Religious women with “sharper awareness of our smallness” are called to embrace a “lunar expression” of consecrated life to illuminate others, she said. Nighttime can be unnerving, Sister Brambilla said, but is also the “best time for creativity” and its “discreet glow provides the space for freedom, allowing the seekers not only to see with their eyes but also to imagine, feel and intuit. The moon restores our inner vision,” she said.

“This is our time … it is night. Advent night. Easter night. Night of rebirth, she said. “We were born small. We were born naked. None of us were born with armor.”

On the conference’s second day, hundreds of sisters prayed on a milelong pilgrimage route around downtown in the early morning. With readings and prayer, they stopped three times to contemplate forced migration, climate change and racism, drawing from Pope Francis’ “Laudato Si'” encyclical.

Later that day, Jesuit Father James Martin, a bestselling author and Vatican consultor, addressed the sisters with warmth. “First, Catholic sisters are my heroes,” he said.

Basing his keynote speech on the Gospel story of the raising of Lazarus, Father Martin shared a message touching on change, grief and love.

He acknowledged the mix of emotions faced by sisters of “joy and hope and griefs and anxieties” as they look to the future. But he encouraged them to trust like Lazarus, listening for the one “who was calling him.”

“This is what enables us to move ahead in our own lives,” Father Martin said, “and in our community discernment, knowing who is calling us forward — Jesus.”

In the Gospel, Martha and Mary question Jesus on his delay after their brother’s death. Communities may be asking about the decline in vocations and community life and question Jesus’ perceived absence.

“It’s important to name that, be grateful for what went before, grieve that and accept it. … There is a need to celebrate what happened there, savor it and then give it over to God.”

But death is not the end of the story, he said to the gathering.

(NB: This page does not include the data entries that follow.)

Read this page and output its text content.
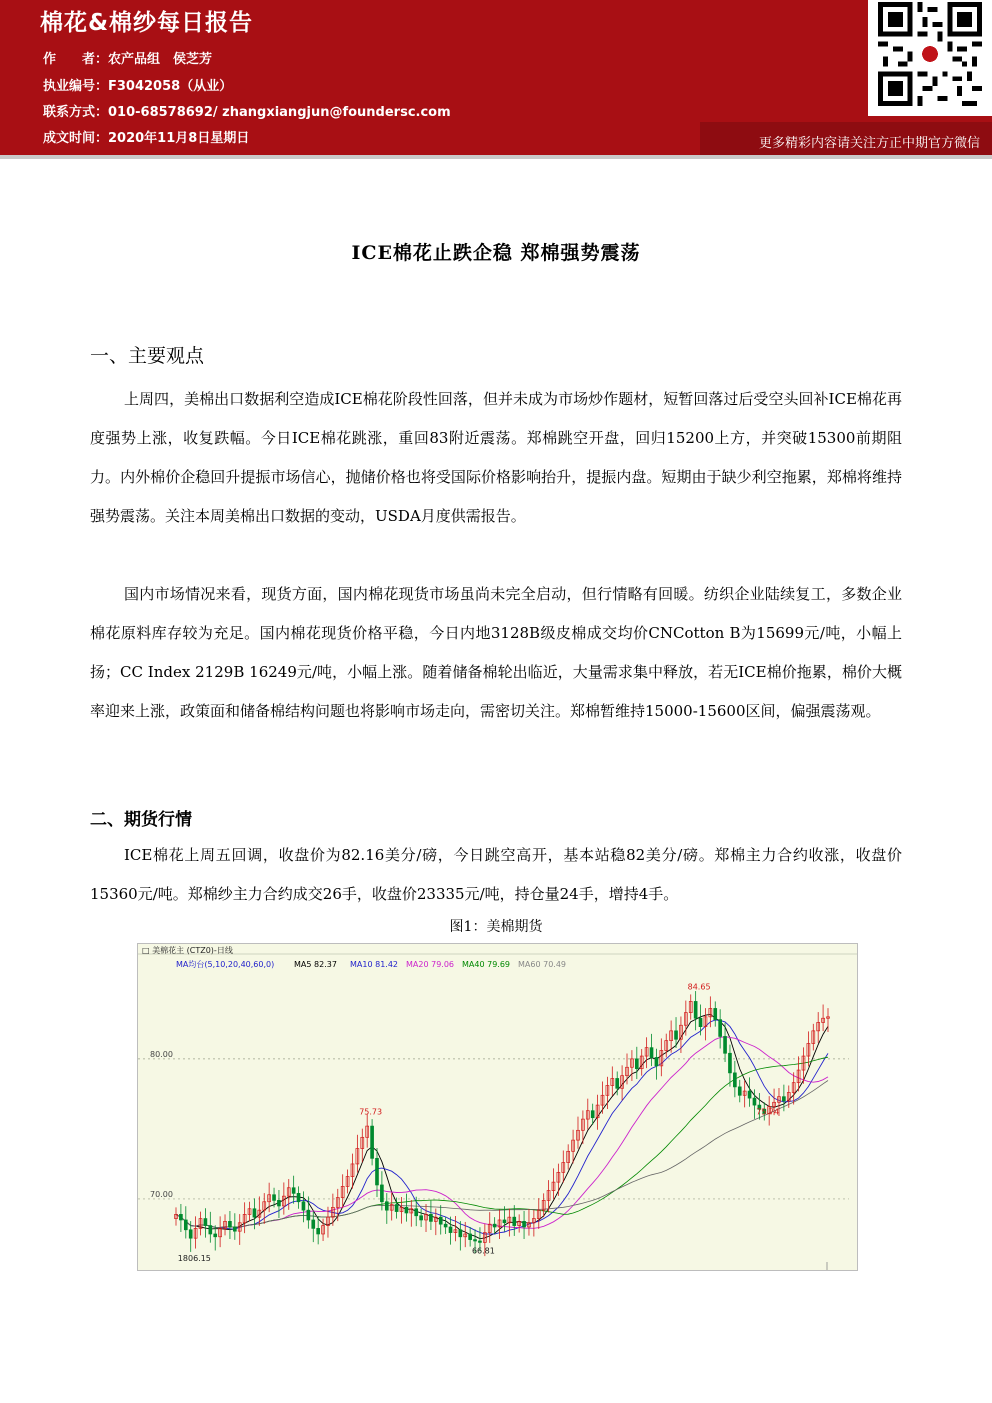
棉花&棉纱每日报告
作　　者：农产品组　侯芝芳
执业编号：F3042058（从业）
联系方式：010-68578692/ zhangxiangjun@foundersc.com
成文时间：2020年11月8日星期日	更多精彩内容请关注方正中期官方微信
ICE棉花止跌企稳 郑棉强势震荡
一、主要观点

上周四，美棉出口数据利空造成ICE棉花阶段性回落，但并未成为市场炒作题材，短暂回落过后受空头回补ICE棉花再度强势上涨，收复跌幅。今日ICE棉花跳涨，重回83附近震荡。郑棉跳空开盘，回归15200上方，并突破15300前期阻力。内外棉价企稳回升提振市场信心，抛储价格也将受国际价格影响抬升，提振内盘。短期由于缺少利空拖累，郑棉将维持强势震荡。关注本周美棉出口数据的变动，USDA月度供需报告。

国内市场情况来看，现货方面，国内棉花现货市场虽尚未完全启动，但行情略有回暖。纺织企业陆续复工，多数企业棉花原料库存较为充足。国内棉花现货价格平稳，今日内地3128B级皮棉成交均价CNCotton B为15699元/吨，小幅上扬；CC Index 2129B 16249元/吨，小幅上涨。随着储备棉轮出临近，大量需求集中释放，若无ICE棉价拖累，棉价大概率迎来上涨，政策面和储备棉结构问题也将影响市场走向，需密切关注。郑棉暂维持15000-15600区间，偏强震荡观。

二、期货行情

ICE棉花上周五回调，收盘价为82.16美分/磅，今日跳空高开，基本站稳82美分/磅。郑棉主力合约收涨，收盘价15360元/吨。郑棉纱主力合约成交26手，收盘价23335元/吨，持仓量24手，增持4手。

图1：美棉期货
□ 美棉花主 (CTZ0)-日线
MA均台(5,10,20,40,60,0) MA5 82.37 MA10 81.42 MA20 79.06 MA40 79.69 MA60 70.49
80.00
70.00
75.73
84.65
75.74
66.81
1806.15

The Gospel story speaks to today’s situation: It’s a time to step out in faith.

In Father Martin’s telling, Lazarus faced a decision no one had faced before: to leave the tomb. He risked returning to life uncertain of what awaited him.

Father Martin asked if religious men and women cling to a life that is familiar but keeps their communities bound.

“This change of era in which we find ourselves is where God needs us to be and the unfamiliar land of “not knowing” no longer leaves us hesitant or timid,” he said. “The invitation for all of us, as men and women religious, as Catholics and Christians, is indeed, on every day of our lives, to listen to the voice of Jesus and to “Come forth.”

Sisters across congregations found personal meaning in the talks.

Sister Teresa Laengle, a member of the Sisters of Charity of Cincinnati, said she was touched by the presidential address. It showed courage to talk about vulnerability as a leader and it reminded her “trust in God at all times, that God is with us.”

“We continuously need to have hope. Since our world seems to be broken, we can’t give up hope for the world,” she told The Georgia Bulletin, Atlanta’s archdiocesan news outlet.

Sister Katie Gaspard, of the Dominican Sisters of Houston, said women chose the life of ministry and service when religious life looked a different way. She found support in Father Martin’s image of Lazarus choosing to step out of the tomb into mystery. “It’s a choosing that comes with responsibilities,” she said.

For Sister Katheryn Sleziak, a member of the Dominicans of Grand Rapids, Michigan, the call of vulnerability stood out. By sharing the changes of our lives, we lower barriers and invite people to join our mission, she said.